Endurance athletes, tennis players and rough-and-tumble footballers are ideal
candidates for muscle cramps. Elderly people are also at risk of cramps, for reasons
which are unclear.
"So the finding has potential clinical significance", said team leader Associate
Professor George Murrell, of the University of New South Wales and St George Hospital.

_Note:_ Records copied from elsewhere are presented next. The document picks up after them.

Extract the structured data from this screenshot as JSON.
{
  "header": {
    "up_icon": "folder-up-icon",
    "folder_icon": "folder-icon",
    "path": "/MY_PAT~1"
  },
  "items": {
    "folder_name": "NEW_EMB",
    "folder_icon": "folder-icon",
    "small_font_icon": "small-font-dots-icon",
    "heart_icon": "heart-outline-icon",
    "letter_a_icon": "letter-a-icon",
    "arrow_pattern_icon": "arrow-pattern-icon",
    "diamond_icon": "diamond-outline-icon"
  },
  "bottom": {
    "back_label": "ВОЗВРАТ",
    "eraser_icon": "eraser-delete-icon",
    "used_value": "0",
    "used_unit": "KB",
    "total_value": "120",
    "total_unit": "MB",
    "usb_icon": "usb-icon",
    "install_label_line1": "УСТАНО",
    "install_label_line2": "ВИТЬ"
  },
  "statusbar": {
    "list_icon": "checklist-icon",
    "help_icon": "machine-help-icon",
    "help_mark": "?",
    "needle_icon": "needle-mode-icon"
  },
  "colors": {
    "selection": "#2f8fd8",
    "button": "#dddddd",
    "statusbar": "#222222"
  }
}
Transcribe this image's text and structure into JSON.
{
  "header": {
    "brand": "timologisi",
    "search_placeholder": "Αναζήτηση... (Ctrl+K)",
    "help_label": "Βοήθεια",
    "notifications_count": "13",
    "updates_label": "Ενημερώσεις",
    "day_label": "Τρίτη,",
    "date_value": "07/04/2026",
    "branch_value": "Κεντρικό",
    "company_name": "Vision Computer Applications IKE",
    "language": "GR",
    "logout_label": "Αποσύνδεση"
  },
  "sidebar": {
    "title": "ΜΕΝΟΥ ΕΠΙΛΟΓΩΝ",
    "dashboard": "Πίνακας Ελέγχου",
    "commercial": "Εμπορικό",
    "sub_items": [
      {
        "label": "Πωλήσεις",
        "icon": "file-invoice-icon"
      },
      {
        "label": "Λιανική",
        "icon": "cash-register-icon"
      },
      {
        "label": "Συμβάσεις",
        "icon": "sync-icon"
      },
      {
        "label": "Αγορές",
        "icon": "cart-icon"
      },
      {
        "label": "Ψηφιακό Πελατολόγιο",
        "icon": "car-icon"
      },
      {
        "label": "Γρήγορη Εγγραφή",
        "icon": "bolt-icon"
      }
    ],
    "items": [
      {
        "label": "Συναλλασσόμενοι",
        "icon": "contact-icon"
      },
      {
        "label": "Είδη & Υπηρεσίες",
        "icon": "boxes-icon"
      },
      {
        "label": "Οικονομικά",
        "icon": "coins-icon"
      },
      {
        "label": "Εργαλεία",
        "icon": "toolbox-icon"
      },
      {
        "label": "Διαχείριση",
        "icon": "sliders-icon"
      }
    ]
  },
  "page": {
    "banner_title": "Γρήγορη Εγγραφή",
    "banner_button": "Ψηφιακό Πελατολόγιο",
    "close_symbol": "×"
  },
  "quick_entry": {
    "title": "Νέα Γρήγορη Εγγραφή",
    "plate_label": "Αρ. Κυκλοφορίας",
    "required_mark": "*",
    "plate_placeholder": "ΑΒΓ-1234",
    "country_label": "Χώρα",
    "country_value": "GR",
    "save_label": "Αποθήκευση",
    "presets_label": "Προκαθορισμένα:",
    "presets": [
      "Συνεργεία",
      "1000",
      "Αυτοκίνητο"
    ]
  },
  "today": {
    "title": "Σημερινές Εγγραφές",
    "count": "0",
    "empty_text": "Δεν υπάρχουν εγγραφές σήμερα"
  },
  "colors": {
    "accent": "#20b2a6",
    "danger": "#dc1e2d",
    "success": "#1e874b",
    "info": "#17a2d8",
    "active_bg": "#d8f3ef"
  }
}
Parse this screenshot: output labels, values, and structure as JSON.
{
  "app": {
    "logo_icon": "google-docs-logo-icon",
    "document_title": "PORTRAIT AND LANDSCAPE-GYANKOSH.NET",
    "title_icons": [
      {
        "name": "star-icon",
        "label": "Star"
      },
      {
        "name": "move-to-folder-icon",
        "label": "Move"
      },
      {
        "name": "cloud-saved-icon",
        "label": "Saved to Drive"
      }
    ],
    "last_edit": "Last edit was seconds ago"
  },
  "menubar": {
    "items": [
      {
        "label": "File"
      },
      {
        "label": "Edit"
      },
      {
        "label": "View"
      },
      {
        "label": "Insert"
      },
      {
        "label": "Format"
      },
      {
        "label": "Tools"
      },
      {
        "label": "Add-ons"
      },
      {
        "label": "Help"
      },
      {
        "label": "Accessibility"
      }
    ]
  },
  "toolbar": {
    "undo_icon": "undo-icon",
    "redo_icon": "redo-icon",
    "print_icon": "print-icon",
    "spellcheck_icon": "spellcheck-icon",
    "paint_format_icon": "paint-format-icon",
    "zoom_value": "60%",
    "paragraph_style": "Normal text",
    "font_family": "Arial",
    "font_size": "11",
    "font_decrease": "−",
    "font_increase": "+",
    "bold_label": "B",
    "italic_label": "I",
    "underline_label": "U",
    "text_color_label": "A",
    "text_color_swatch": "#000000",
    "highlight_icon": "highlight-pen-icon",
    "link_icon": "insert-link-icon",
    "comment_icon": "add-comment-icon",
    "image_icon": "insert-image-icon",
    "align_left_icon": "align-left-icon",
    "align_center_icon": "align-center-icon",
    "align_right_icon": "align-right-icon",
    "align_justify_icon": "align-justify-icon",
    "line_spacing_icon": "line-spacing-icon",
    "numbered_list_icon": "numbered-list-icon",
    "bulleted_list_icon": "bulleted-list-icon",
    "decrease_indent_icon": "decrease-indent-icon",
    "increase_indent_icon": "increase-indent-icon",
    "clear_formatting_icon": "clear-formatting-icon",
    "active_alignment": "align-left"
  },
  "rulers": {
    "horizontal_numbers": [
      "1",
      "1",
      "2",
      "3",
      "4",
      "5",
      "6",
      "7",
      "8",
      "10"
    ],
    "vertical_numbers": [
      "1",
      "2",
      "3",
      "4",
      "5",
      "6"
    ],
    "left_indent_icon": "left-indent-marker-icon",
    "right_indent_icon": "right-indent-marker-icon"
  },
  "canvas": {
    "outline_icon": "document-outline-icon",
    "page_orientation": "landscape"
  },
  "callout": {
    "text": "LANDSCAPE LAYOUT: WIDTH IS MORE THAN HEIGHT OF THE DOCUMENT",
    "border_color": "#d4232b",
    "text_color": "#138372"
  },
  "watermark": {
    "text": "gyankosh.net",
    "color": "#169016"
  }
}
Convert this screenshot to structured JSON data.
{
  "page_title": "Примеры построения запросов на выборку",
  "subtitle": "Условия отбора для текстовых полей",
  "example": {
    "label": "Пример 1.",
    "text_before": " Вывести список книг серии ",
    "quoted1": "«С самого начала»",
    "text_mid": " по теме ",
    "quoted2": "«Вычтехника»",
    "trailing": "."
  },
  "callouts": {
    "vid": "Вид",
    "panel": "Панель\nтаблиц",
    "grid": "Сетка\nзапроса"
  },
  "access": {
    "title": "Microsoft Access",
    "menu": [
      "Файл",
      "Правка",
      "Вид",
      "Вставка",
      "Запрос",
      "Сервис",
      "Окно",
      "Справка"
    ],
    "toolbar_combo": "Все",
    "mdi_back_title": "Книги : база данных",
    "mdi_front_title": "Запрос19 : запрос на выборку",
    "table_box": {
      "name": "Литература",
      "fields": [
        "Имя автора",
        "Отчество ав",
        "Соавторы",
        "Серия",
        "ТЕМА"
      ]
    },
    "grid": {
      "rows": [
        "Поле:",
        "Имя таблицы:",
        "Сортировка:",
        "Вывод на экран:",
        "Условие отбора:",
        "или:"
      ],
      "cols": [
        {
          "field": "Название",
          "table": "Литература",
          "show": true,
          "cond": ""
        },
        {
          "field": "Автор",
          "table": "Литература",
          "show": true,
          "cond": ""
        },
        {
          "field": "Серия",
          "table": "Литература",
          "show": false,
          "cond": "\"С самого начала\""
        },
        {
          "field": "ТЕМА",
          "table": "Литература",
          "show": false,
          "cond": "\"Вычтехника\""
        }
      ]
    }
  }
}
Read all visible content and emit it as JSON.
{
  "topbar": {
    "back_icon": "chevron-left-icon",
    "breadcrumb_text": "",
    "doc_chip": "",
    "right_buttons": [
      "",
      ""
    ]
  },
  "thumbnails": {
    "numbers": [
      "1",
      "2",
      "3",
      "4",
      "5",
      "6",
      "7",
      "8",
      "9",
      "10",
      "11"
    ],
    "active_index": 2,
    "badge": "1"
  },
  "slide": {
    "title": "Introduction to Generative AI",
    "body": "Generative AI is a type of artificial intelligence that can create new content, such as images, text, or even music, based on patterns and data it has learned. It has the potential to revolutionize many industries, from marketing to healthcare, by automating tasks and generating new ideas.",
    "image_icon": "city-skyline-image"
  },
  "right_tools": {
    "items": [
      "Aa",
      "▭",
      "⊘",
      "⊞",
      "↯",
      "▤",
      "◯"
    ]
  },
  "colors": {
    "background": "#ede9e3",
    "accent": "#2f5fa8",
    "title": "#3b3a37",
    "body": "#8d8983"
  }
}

He argued that if researchers could identify precisely the connections between NO
and cramps, they could tailor treatments from NO-modifying drugs which are commercially
available now.
Those medications are used to treat life-threatening septic shock, resulting from
serious body-wide infection, and heart conditions like angina.
According to Professor Murrell, laboratory studies using rats and human muscles,
removed during surgery, hint that the problem is one of "supply and demand" in which
over-stressed muscles use up the available supply of NO, as well as running low on water,
sodium, and adenosine triphosphate, a compound which stores energy.
In an upcoming journal article in the American Journal of Sports Medicine, Professor
Murrell and his associates at Cornell University, New York's Hospital for Special Surgery
(HSS) and the football team, will report biochemical evidence of mild dehydration and some
muscle breakdown, during a serious muscle cramp. "The major findings, however, was a 300 per cent increase in nitric (during a cramp)". Professor Murrell said yesterday.
The research began while Professor Murrell was on a fellowship with the HSS that
involved assisting the Giants' team physician. They conducted routine blood tests on the
footballers at the start of their pre-session training, a four-week blitz in humid weather.
During training, 25 of the 77 players experienced severe cramps. The researchers
collected blood samples of the cramp victims, and ran a battery of analytical tests which
revealed NO's muscle-cramping style.